While Smartphone manufacturers have typically relied on dual-camera setups to offer depth effect and bokeh shots, Google is relying on a single-camera setup. Pixel 2 XL’s Portrait Mode, handled with just one lens, can do much the same job as Samsung without the extra room required for a dual setup. It is able to capture depth information and offer portrait shots similar to the Samsung Galaxy Note 8. Google has succeeded in offering the same level of capability with a single-camera setup, relying on algorithms and software magic to achieve the same results.
The Pixel 2 XL’s front-facing camera also lets you take Portrait Mode photos and they look amazing.
On the Note 8, if a portrait shot didn’t come out stellar, you can able to adjust the amount of blur to better blend in the foreground and background. And it’s something the Pixel 2 XL can’t do.’
Details on the face are much more visible on the picture taken with the Pixel 2 XL, while the Note 8 tend to ‘beautify’ or smooth out smaller details presumably in pursuit of getting the depth effect right.
On the overall quality of the photo, the Google Pixel 2 XL’s incredible attention to detail and accurate color tones help it do a better job on the whole.
The Note 8 uses its dual-camera setup to shoot zoomed-in images.
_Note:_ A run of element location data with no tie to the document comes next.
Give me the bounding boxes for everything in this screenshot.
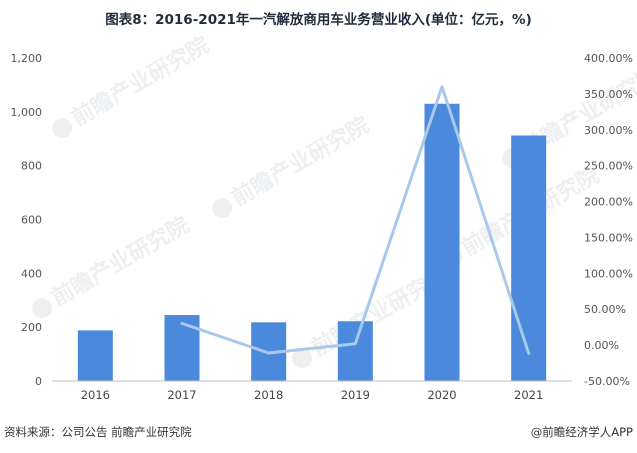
y-right-tick-label: 300.00% (584, 124, 633, 137)
source-note: 资料来源：公司公告 前瞻产业研究院 (4, 425, 192, 439)
chart-plot: 0 200 400 600 800 1,000 1,200 -50.00% 0.00% 50.00… (11, 52, 633, 402)
x-tick-label: 2021 (514, 388, 543, 402)
y-right-tick-label: 200.00% (584, 196, 633, 209)
y-left-tick-label: 400 (21, 267, 42, 280)
bar (424, 103, 460, 381)
y-right-tick-label: 150.00% (584, 231, 633, 244)
y-right-tick-label: 400.00% (584, 52, 633, 65)
y-right-tick-label: 350.00% (584, 88, 633, 101)
bar (77, 330, 113, 381)
y-left-tick-label: 0 (35, 375, 42, 388)
y-right-tick-label: -50.00% (584, 375, 630, 388)
brand-credit: @前瞻经济学人APP (530, 425, 633, 439)
y-left-tick-label: 800 (21, 160, 42, 173)
chart-title: 图表8：2016-2021年一汽解放商用车业务营业收入(单位：亿元，%) (105, 12, 532, 28)
x-tick-label: 2020 (427, 388, 456, 402)
x-tick-label: 2019 (341, 388, 370, 402)
bar (511, 135, 547, 381)
x-tick-label: 2017 (167, 388, 196, 402)
y-left-tick-label: 1,200 (11, 52, 43, 65)
y-right-tick-label: 50.00% (584, 303, 626, 316)
bar (337, 321, 373, 381)
footer: 资料来源：公司公告 前瞻产业研究院 @前瞻经济学人APP (4, 424, 633, 446)
x-tick-label: 2018 (254, 388, 283, 402)
y-right-tick-label: 100.00% (584, 267, 633, 280)
growth-line (180, 85, 531, 355)
y-left-tick-label: 200 (21, 321, 42, 334)
y-right-tick-label: 0.00% (584, 339, 619, 352)
y-left-tick-label: 1,000 (11, 106, 43, 119)
x-tick-label: 2016 (81, 388, 110, 402)
y-left-tick-label: 600 (21, 214, 42, 227)
y-right-tick-label: 250.00% (584, 160, 633, 173)
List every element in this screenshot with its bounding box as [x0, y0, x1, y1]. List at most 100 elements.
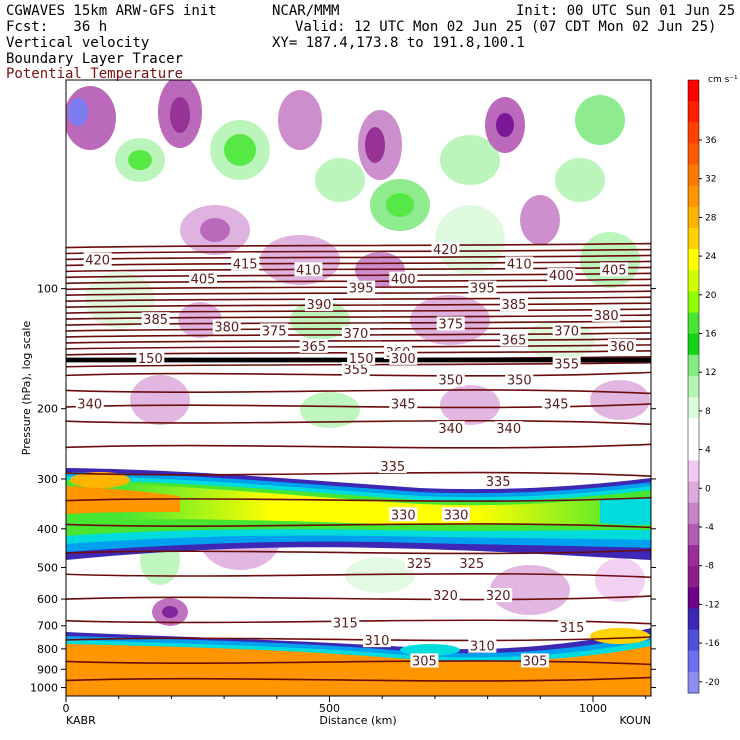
isentrope-label-bg: [75, 396, 104, 411]
isentrope-label-bg: [521, 653, 550, 668]
cross-section-coords: XY= 187.4,173.8 to 191.8,100.1: [272, 35, 525, 51]
colorbar-swatch: [688, 671, 699, 694]
isentrope-label-bg: [141, 312, 170, 327]
colorbar-label: -16: [705, 639, 720, 649]
isentrope-line: [66, 308, 651, 314]
isentrope-label-bg: [341, 362, 370, 377]
isentrope-label-bg: [405, 555, 434, 570]
isentrope-line: [66, 242, 651, 249]
left-endpoint-label: KABR: [66, 714, 96, 727]
isentrope-label-bg: [547, 268, 576, 283]
isentrope-label: 365: [502, 334, 527, 349]
isentrope-label: 320: [486, 589, 511, 604]
isentrope-label-bg: [260, 323, 289, 338]
isentrope-label: 345: [391, 397, 416, 412]
isentrope-label: 370: [343, 327, 368, 342]
isentrope-label: 400: [549, 269, 574, 284]
colorbar-swatch: [688, 333, 699, 356]
isentrope-label: 390: [307, 298, 332, 313]
isentrope-label: 375: [262, 324, 287, 339]
plot-frame: [65, 79, 652, 697]
isentrope-label: 300: [391, 352, 416, 367]
isentrope-line: [66, 260, 651, 267]
isentrope-line: [66, 254, 651, 261]
isentrope-label: 315: [560, 621, 585, 636]
colorbar-label: -4: [705, 523, 714, 533]
isentrope-label-bg: [389, 507, 418, 522]
isentrope-line: [66, 572, 651, 579]
y-tick-label: 800: [37, 643, 58, 656]
isentrope-label: 395: [349, 282, 374, 297]
isentrope-label: 370: [554, 324, 579, 339]
colorbar-label: 16: [705, 330, 717, 340]
isentrope-label-bg: [231, 256, 260, 271]
colorbar-label: 24: [705, 252, 717, 262]
colorbar-swatch: [688, 164, 699, 187]
colorbar-frame: [687, 79, 700, 694]
colorbar-label: -8: [705, 562, 714, 572]
isentrope-label-bg: [341, 326, 370, 341]
isentrope-label: 385: [502, 298, 527, 313]
isentrope-label: 150: [138, 352, 163, 367]
valid-time: Valid: 12 UTC Mon 02 Jun 25 (07 CDT Mon …: [295, 19, 717, 35]
isentrope-label: 330: [444, 508, 469, 523]
colorbar-swatch: [688, 249, 699, 271]
colorbar-swatch: [688, 523, 699, 546]
isentrope-label-bg: [299, 338, 328, 353]
colorbar-swatch: [688, 566, 699, 588]
isentrope-label-bg: [600, 262, 629, 277]
isentrope-label: 325: [459, 557, 484, 572]
isentrope-label-bg: [552, 323, 581, 338]
isentrope-label-bg: [552, 356, 581, 371]
isentrope-line: [66, 290, 651, 297]
isentrope-label-bg: [436, 316, 465, 331]
isentrope-label-bg: [347, 280, 376, 295]
x-tick-label: 500: [319, 702, 340, 715]
isentrope-line: [66, 523, 651, 529]
isentrope-label: 365: [301, 340, 326, 355]
colorbar-swatch: [688, 312, 699, 335]
colorbar-swatch: [688, 227, 699, 250]
isentrope-label-bg: [457, 555, 486, 570]
model-title: CGWAVES 15km ARW-GFS init: [6, 3, 217, 19]
colorbar-units: cm s⁻¹: [708, 75, 738, 85]
isentrope-line: [66, 389, 651, 395]
isentrope-label: 305: [412, 654, 437, 669]
field-boundary-layer-tracer: Boundary Layer Tracer: [6, 51, 184, 67]
colorbar-label: 4: [705, 446, 711, 456]
colorbar-swatch: [688, 291, 699, 314]
isentrope-line: [66, 549, 651, 555]
isentrope-label-bg: [389, 350, 418, 365]
isentrope-label-bg: [410, 653, 439, 668]
colorbar-label: -12: [705, 600, 720, 610]
isentrope-label-bg: [499, 297, 528, 312]
isentrope-label-bg: [347, 350, 376, 365]
isentrope-line: [66, 284, 651, 291]
colorbar-swatch: [688, 587, 699, 609]
potential-temperature-labels: 420 420 415 410 410 405 405 400 400 395 395 390 385 3…: [75, 241, 637, 669]
colorbar-swatch: [688, 650, 699, 673]
isentrope-label: 375: [438, 317, 463, 332]
isentrope-label-bg: [436, 372, 465, 387]
isentrope-label: 385: [143, 313, 168, 328]
isentrope-label-bg: [499, 332, 528, 347]
colorbar-swatch: [688, 375, 699, 398]
vertical-velocity-field: [66, 80, 651, 696]
isentrope-label: 320: [433, 589, 458, 604]
colorbar-swatch: [688, 397, 699, 419]
isentrope-label-bg: [304, 297, 333, 312]
init-time: Init: 00 UTC Sun 01 Jun 25: [516, 3, 736, 19]
isentrope-label: 350: [507, 374, 532, 389]
colorbar-label: 8: [705, 407, 711, 417]
isentrope-line: [66, 248, 651, 255]
isentrope-label: 360: [610, 340, 635, 355]
isentrope-label-bg: [468, 638, 497, 653]
isentrope-label-bg: [484, 473, 513, 488]
isentrope-label: 340: [77, 397, 102, 412]
isentrope-label: 405: [191, 273, 216, 288]
y-axis-label: Pressure (hPa), log scale: [20, 321, 33, 456]
isentrope-label-bg: [505, 256, 534, 271]
organization-label: NCAR/MMM: [272, 3, 340, 19]
colorbar-swatch: [688, 354, 699, 377]
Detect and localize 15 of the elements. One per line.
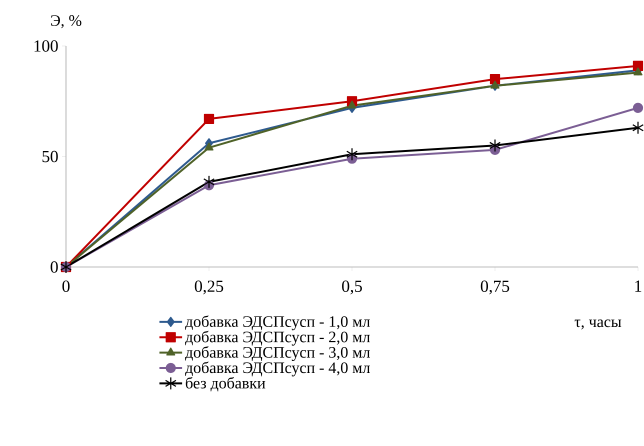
x-tick-label: 0,25	[194, 280, 224, 294]
legend-label: добавка ЭДСПсусп - 4,0 мл	[185, 362, 370, 376]
legend-label: добавка ЭДСПсусп - 2,0 мл	[185, 330, 370, 346]
legend-label: добавка ЭДСПсусп - 1,0 мл	[185, 315, 370, 330]
y-tick-label: 100	[34, 40, 58, 52]
x-tick-label: 1	[635, 280, 642, 292]
x-tick-label: 0,75	[480, 280, 510, 294]
legend-label: без добавки	[186, 376, 266, 392]
y-axis-title: Э, %	[50, 15, 82, 28]
x-tick-label: 0	[62, 280, 70, 292]
x-tick-label: 0,5	[342, 280, 362, 294]
y-tick-label: 0	[50, 261, 58, 273]
x-axis-title: τ, часы	[574, 319, 622, 330]
y-tick-label: 50	[42, 150, 58, 162]
legend-label: добавка ЭДСПсусп - 3,0 мл	[185, 346, 370, 362]
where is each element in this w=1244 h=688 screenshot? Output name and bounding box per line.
Its 2X optical zoom allows you to get closer to any subject without diminishing image quality. Not only does the phone capture more detail when zoomed in, its use of optical image stabilization on both rear-camera sensors makes for images that are much more stable and less likely to blur out due to minor shakes.
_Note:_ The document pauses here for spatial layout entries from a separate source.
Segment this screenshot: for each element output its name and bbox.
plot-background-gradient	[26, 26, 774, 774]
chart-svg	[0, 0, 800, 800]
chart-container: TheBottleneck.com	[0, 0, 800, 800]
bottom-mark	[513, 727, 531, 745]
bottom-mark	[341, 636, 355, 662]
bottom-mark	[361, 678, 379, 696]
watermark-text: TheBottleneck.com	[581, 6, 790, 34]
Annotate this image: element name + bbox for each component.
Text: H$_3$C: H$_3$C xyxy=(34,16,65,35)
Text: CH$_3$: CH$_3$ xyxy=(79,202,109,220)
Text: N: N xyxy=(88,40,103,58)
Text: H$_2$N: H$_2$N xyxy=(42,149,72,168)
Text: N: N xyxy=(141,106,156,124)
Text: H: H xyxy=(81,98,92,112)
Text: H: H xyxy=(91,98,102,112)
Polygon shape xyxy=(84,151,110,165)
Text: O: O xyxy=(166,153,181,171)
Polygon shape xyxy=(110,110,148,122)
On the other side, the Pixel 2 XL’s single rear camera has only digital zoom, which results in close-ups that look softer with more color noise. Digital zoom isn’t as good as optical zoom because it’s simply enlarging the pixels to zoom in, which robs a photo of fine detail.
So, the Galaxy Note 8 is clearly the winner here.
The Note 8’s video stabilization is good, but the Pixel 2 XL’s “fusion stabilization” is the best. It uses a combination of optical image stabilization (OIS), electronic stabilization (EIS) and post-processing to achieve super steady, but natural-looking video.
According to Patrick Holland from CNET, Pixel 2 XL video didn’t have the detail and dynamic range its photos had and the Note 8’s videos had noise and aliasing in the shadows. The Note 8 and Pixel 2 XL are capable of jaw-dropping 240fps slow motion. Unfortunately, it’s at a not-quite-so-jaw-dropping 720p resolution leaving the video looking soft. However, the Pixel 2 XL can shoot 120fps at 1,080p producing dramatic slow motion without sacrificing resolution.
People looking to upgrade to any of these two new Android phones have a pretty tough choice to make. Trying to determine which phone has the best cameras is complicated. If you use zoom a lot and want a gorgeous display to view your photos, the Note 8 is the way to go. But if you want the best photos, the steadiest video, and excellent Portrait Mode selfies, go for the Pixel 2 XL.
The Google Pixel 2 XL is, on the whole, the best of the two devices, in our opinion.